Why some people are concerned. What is Krugman implying about El-Erian?


Bubbles, Gorton, Krugman and Cyprius-Iceland-Ireland.

The Яussians Are Coming! The Яussians Are Coming! by Krugman
...
As long as you haven’t bought into the Barney-Frank-did-it school of thought, you realize that the global crisis of 2008 was in a fundamental sense made possible by the erosion of effective bank regulation. As Gary Gorton (pdf) has documented, we had a 70-year “quiet period” after the Great Depression in which advanced countries had very few major financial flare-ups; Gorton argues, and most of us agree, that the key to this quietness was a constrained, regulated financial system that also limited the opportunities for excessive non-bank leverage.
 
But this regulation in turn depended, to an important extent, on limited international capital flows; otherwise regulations made in Washington or elsewhere would have been bypassed via havens like, well, Cyprus.

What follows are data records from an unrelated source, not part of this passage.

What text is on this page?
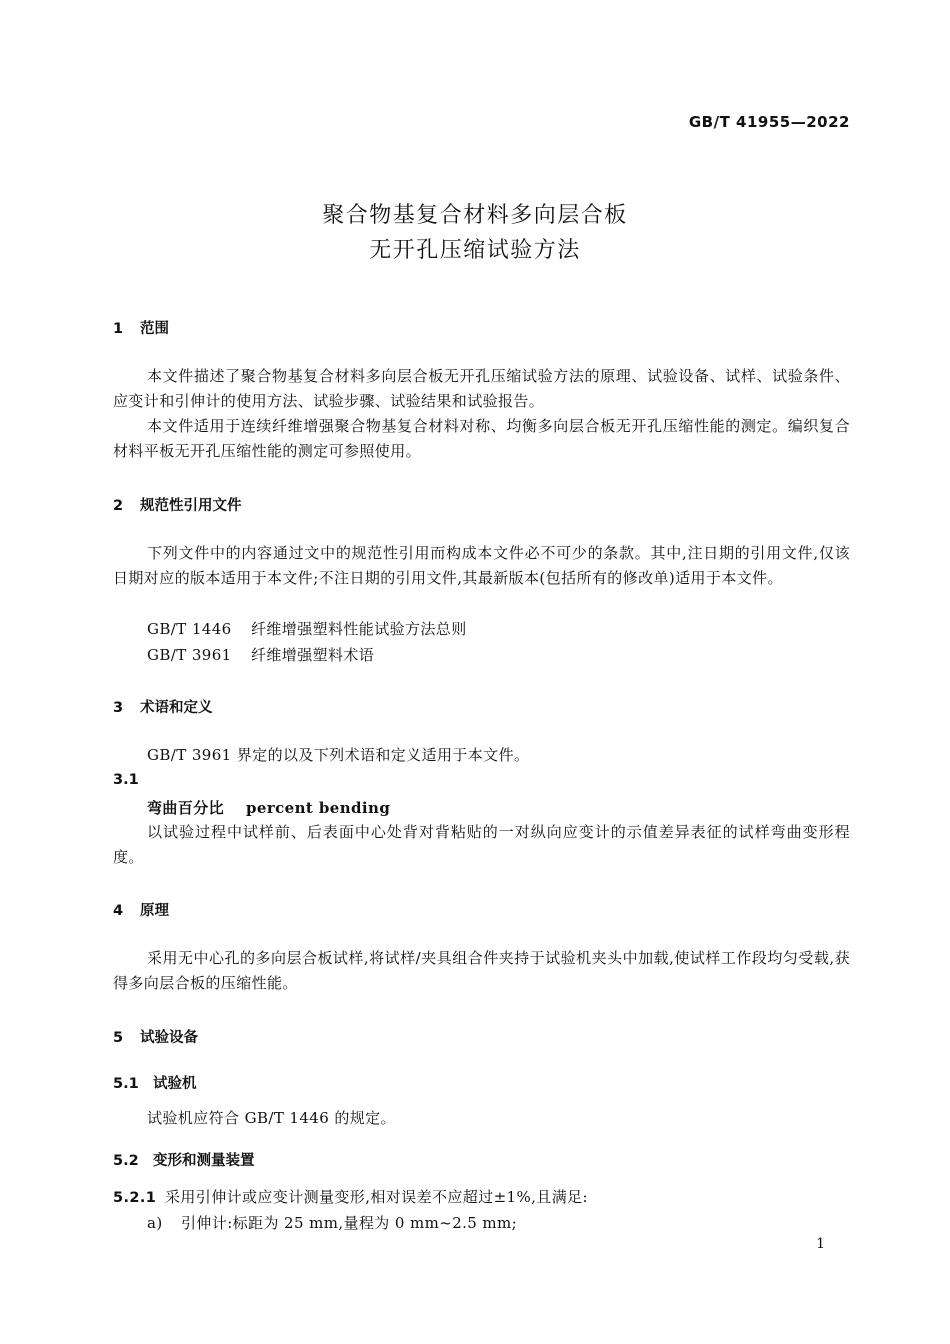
GB/T 41955—2022
聚合物基复合材料多向层合板
无开孔压缩试验方法
1 范围
本文件描述了聚合物基复合材料多向层合板无开孔压缩试验方法的原理、试验设备、试样、试验条件、应变计和引伸计的使用方法、试验步骤、试验结果和试验报告。
本文件适用于连续纤维增强聚合物基复合材料对称、均衡多向层合板无开孔压缩性能的测定。编织复合材料平板无开孔压缩性能的测定可参照使用。
2 规范性引用文件
下列文件中的内容通过文中的规范性引用而构成本文件必不可少的条款。其中,注日期的引用文件,仅该日期对应的版本适用于本文件;不注日期的引用文件,其最新版本(包括所有的修改单)适用于本文件。
GB/T 1446 纤维增强塑料性能试验方法总则
GB/T 3961 纤维增强塑料术语
3 术语和定义
GB/T 3961 界定的以及下列术语和定义适用于本文件。
3.1
弯曲百分比 percent bending
以试验过程中试样前、后表面中心处背对背粘贴的一对纵向应变计的示值差异表征的试样弯曲变形程度。
4 原理
采用无中心孔的多向层合板试样,将试样/夹具组合件夹持于试验机夹头中加载,使试样工作段均匀受载,获得多向层合板的压缩性能。
5 试验设备
5.1 试验机
试验机应符合 GB/T 1446 的规定。
5.2 变形和测量装置
5.2.1 采用引伸计或应变计测量变形,相对误差不应超过±1%,且满足:
a) 引伸计:标距为 25 mm,量程为 0 mm~2.5 mm;
1
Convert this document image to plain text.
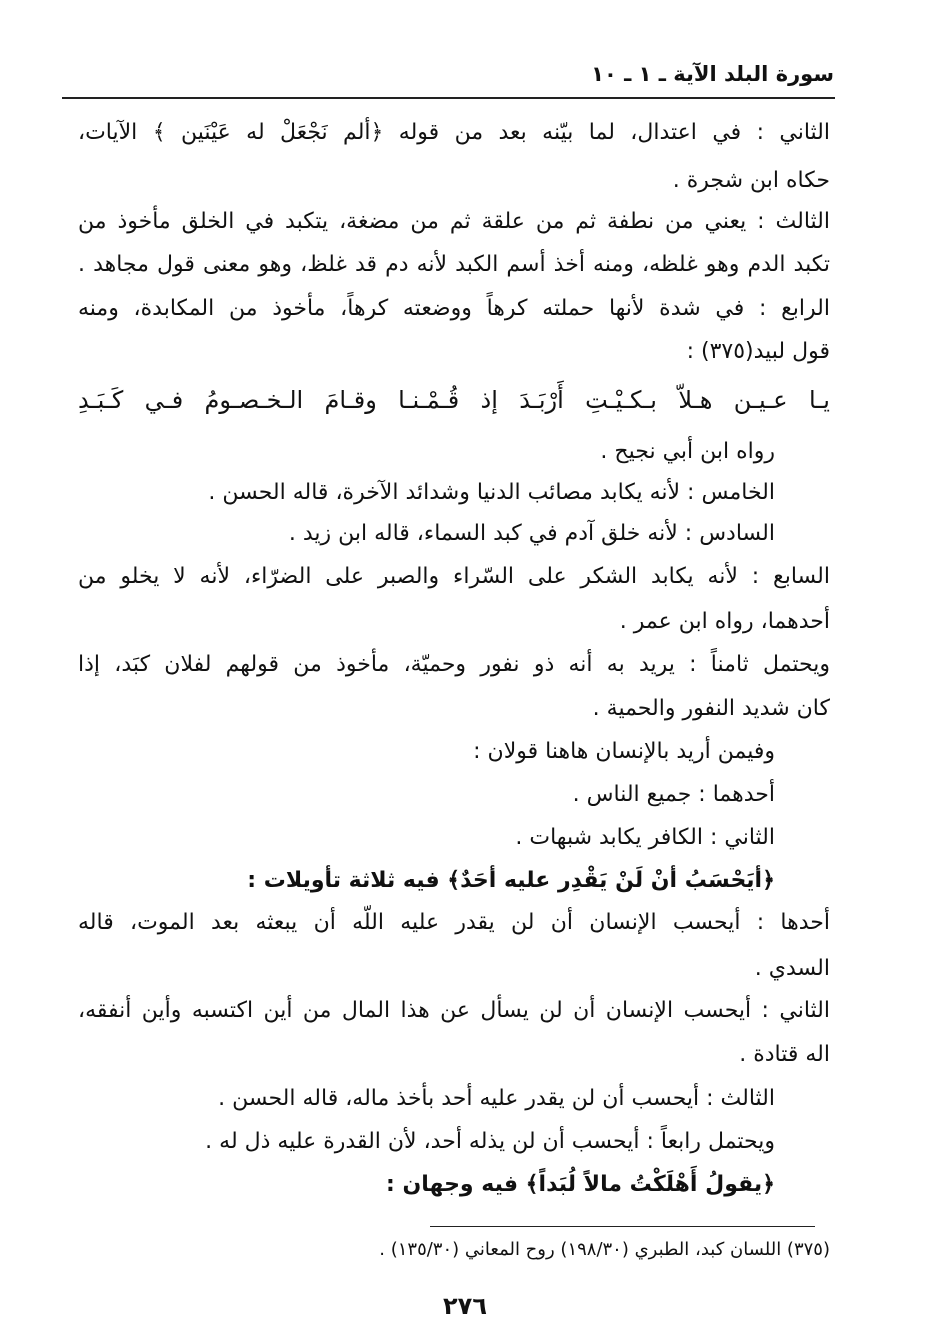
سورة البلد الآية ـ ١ ـ ١٠
الثاني : في اعتدال، لما بيّنه بعد من قوله ﴿ألم نَجْعَلْ له عَيْنَين ﴾ الآيات،
حكاه ابن شجرة .
الثالث : يعني من نطفة ثم من علقة ثم من مضغة، يتكبد في الخلق مأخوذ من
تكبد الدم وهو غلظه، ومنه أخذ أسم الكبد لأنه دم قد غلظ، وهو معنى قول مجاهد .
الرابع : في شدة لأنها حملته كرهاً ووضعته كرهاً، مأخوذ من المكابدة، ومنه
قول لبيد(٣٧٥) :
يـا عـيـن هـلاّ بـكـيْـتِ أَرْبَـدَ إذ قُـمْـنـا وقـامَ الـخـصـومُ فـي كَـبَـدِ
رواه ابن أبي نجيح .
الخامس : لأنه يكابد مصائب الدنيا وشدائد الآخرة، قاله الحسن .
السادس : لأنه خلق آدم في كبد السماء، قاله ابن زيد .
السابع : لأنه يكابد الشكر على السّراء والصبر على الضرّاء، لأنه لا يخلو من
أحدهما، رواه ابن عمر .
ويحتمل ثامناً : يريد به أنه ذو نفور وحميّة، مأخوذ من قولهم لفلان كبَد، إذا
كان شديد النفور والحمية .
وفيمن أريد بالإنسان هاهنا قولان :
أحدهما : جميع الناس .
الثاني : الكافر يكابد شبهات .
﴿أيَحْسَبُ أنْ لَنْ يَقْدِر عليه أحَدٌ﴾ فيه ثلاثة تأويلات :
أحدها : أيحسب الإنسان أن لن يقدر عليه اللّه أن يبعثه بعد الموت، قاله
السدي .
الثاني : أيحسب الإنسان أن لن يسأل عن هذا المال من أين اكتسبه وأين أنفقه،
اله قتادة .
الثالث : أيحسب أن لن يقدر عليه أحد بأخذ ماله، قاله الحسن .
ويحتمل رابعاً : أيحسب أن لن يذله أحد، لأن القدرة عليه ذل له .
﴿يقولُ أَهْلَكْتُ مالاً لُبَداً﴾ فيه وجهان :
(٣٧٥) اللسان كبد، الطبري (١٩٨/٣٠) روح المعاني (١٣٥/٣٠) .
٢٧٦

And once capital controls began to be lifted in the 1970s we entered an era of ever-bigger financial crises, starting in Latin America, then moving to Asia, and finally striking the whole world. 
So what are we going to do about this? Cyprus, as a euro-zone country, should really be part of a euro-wide safety net buttressed by appropriate regulation; it’s insane to imagine that the euro can be run indefinitely with merely national deposit insurance. But euro-area deposit insurance doesn’t seem to be in the cards — and anyway, there are plenty of other potential Cypruses out there. 
All of which raises the question, is the era of free capital movement just a bubble, fated to end one of these years, maybe soon?

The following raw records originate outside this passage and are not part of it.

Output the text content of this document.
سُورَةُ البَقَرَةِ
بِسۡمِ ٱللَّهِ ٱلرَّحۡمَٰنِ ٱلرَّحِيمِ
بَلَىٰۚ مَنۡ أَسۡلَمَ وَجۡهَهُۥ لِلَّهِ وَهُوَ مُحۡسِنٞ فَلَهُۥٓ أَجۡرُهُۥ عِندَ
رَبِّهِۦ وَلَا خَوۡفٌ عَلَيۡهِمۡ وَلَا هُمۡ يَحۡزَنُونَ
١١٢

Thursday, December 08, 2011

Keynan Socialists are Diamond-Dybig people and believe (shadow) banking systems are vulnerable to bank runs.
The last time I blogged on this subject, our astute commenter Bennett Haselton raised a very good question: Bear Stearns is presumably not just sitting on Fidelity’s money; they’re investing it somewhere. Why can’t that investment serve as Fidelity’s collateral? The answer, if I understand Gorton correctly, is that the repo market is a very short-term market, typically 24 hours. For Fidelity to verify the quality of Bear Stearn’s investment project would take a week or so, by which time it’s too late for the information to be of any use. Fidelity’s ongoing concern is that Bear Stearns is pawning off its shakiest investments; to allay that concern requires due diligence; due diligence takes time; the repo market is all about getting things done NOW.

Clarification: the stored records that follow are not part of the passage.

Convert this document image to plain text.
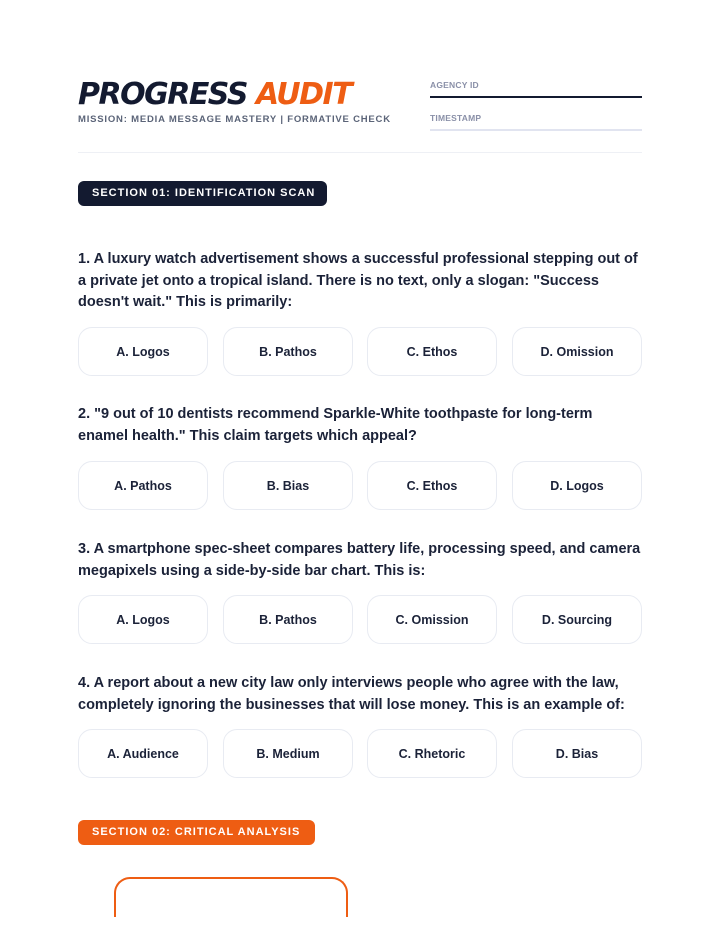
PROGRESS AUDIT
MISSION: MEDIA MESSAGE MASTERY | FORMATIVE CHECK
AGENCY ID
TIMESTAMP
SECTION 01: IDENTIFICATION SCAN
1. A luxury watch advertisement shows a successful professional stepping out of a private jet onto a tropical island. There is no text, only a slogan: "Success doesn't wait." This is primarily:
A. Logos	B. Pathos	C. Ethos	D. Omission
2. "9 out of 10 dentists recommend Sparkle-White toothpaste for long-term enamel health." This claim targets which appeal?
A. Pathos	B. Bias	C. Ethos	D. Logos
3. A smartphone spec-sheet compares battery life, processing speed, and camera megapixels using a side-by-side bar chart. This is:
A. Logos	B. Pathos	C. Omission	D. Sourcing
4. A report about a new city law only interviews people who agree with the law, completely ignoring the businesses that will lose money. This is an example of:
A. Audience	B. Medium	C. Rhetoric	D. Bias
SECTION 02: CRITICAL ANALYSIS
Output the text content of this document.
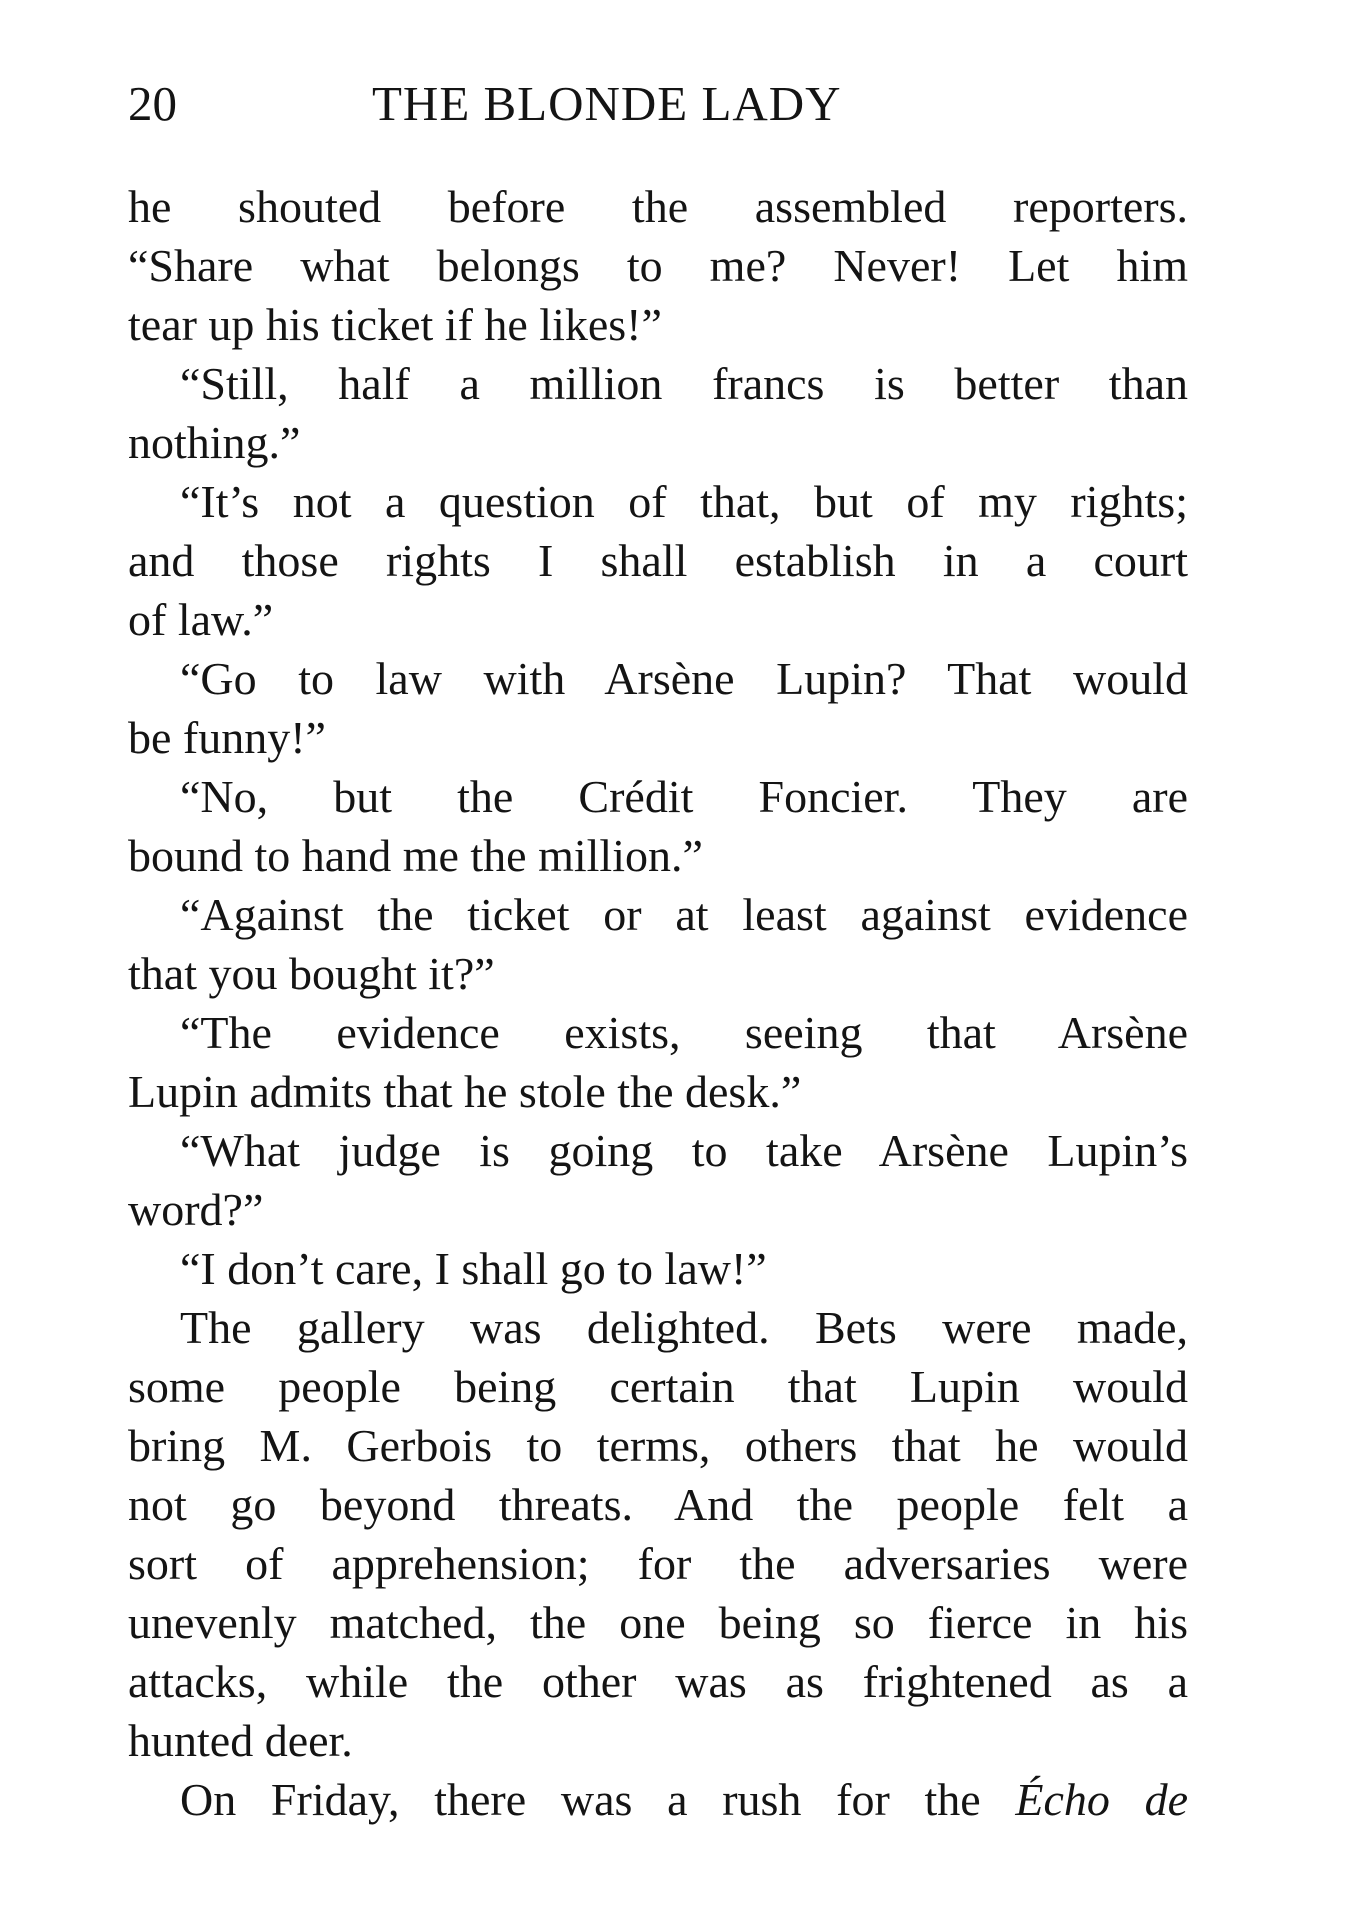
20	THE BLONDE LADY
he shouted before the assembled reporters.
“Share what belongs to me? Never! Let him
tear up his ticket if he likes!”
“Still, half a million francs is better than
nothing.”
“It’s not a question of that, but of my rights;
and those rights I shall establish in a court
of law.”
“Go to law with Arsène Lupin? That would
be funny!”
“No, but the Crédit Foncier. They are
bound to hand me the million.”
“Against the ticket or at least against evidence
that you bought it?”
“The evidence exists, seeing that Arsène
Lupin admits that he stole the desk.”
“What judge is going to take Arsène Lupin’s
word?”
“I don’t care, I shall go to law!”
The gallery was delighted. Bets were made,
some people being certain that Lupin would
bring M. Gerbois to terms, others that he would
not go beyond threats. And the people felt a
sort of apprehension; for the adversaries were
unevenly matched, the one being so fierce in his
attacks, while the other was as frightened as a
hunted deer.
On Friday, there was a rush for the Écho de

So what should we do about all this? Gorton, along with his colleague Andrew Metrick, argues that the repo market, like any banking market, is inherently susceptible to runs and therefore ought to be regulated. In this case, the regulations should focus on insuring the availability of sufficient high-quality collateral to keep depositors calm. Gorton observes that the existing policy responses to the crisis (e.g. the Dodd-Frank bill) do pretty much nothing to address this fundamental need. The Gordon/Metrick paper contains some specific proposals, which unfortunately Gorton never got to in yesterday’s talk.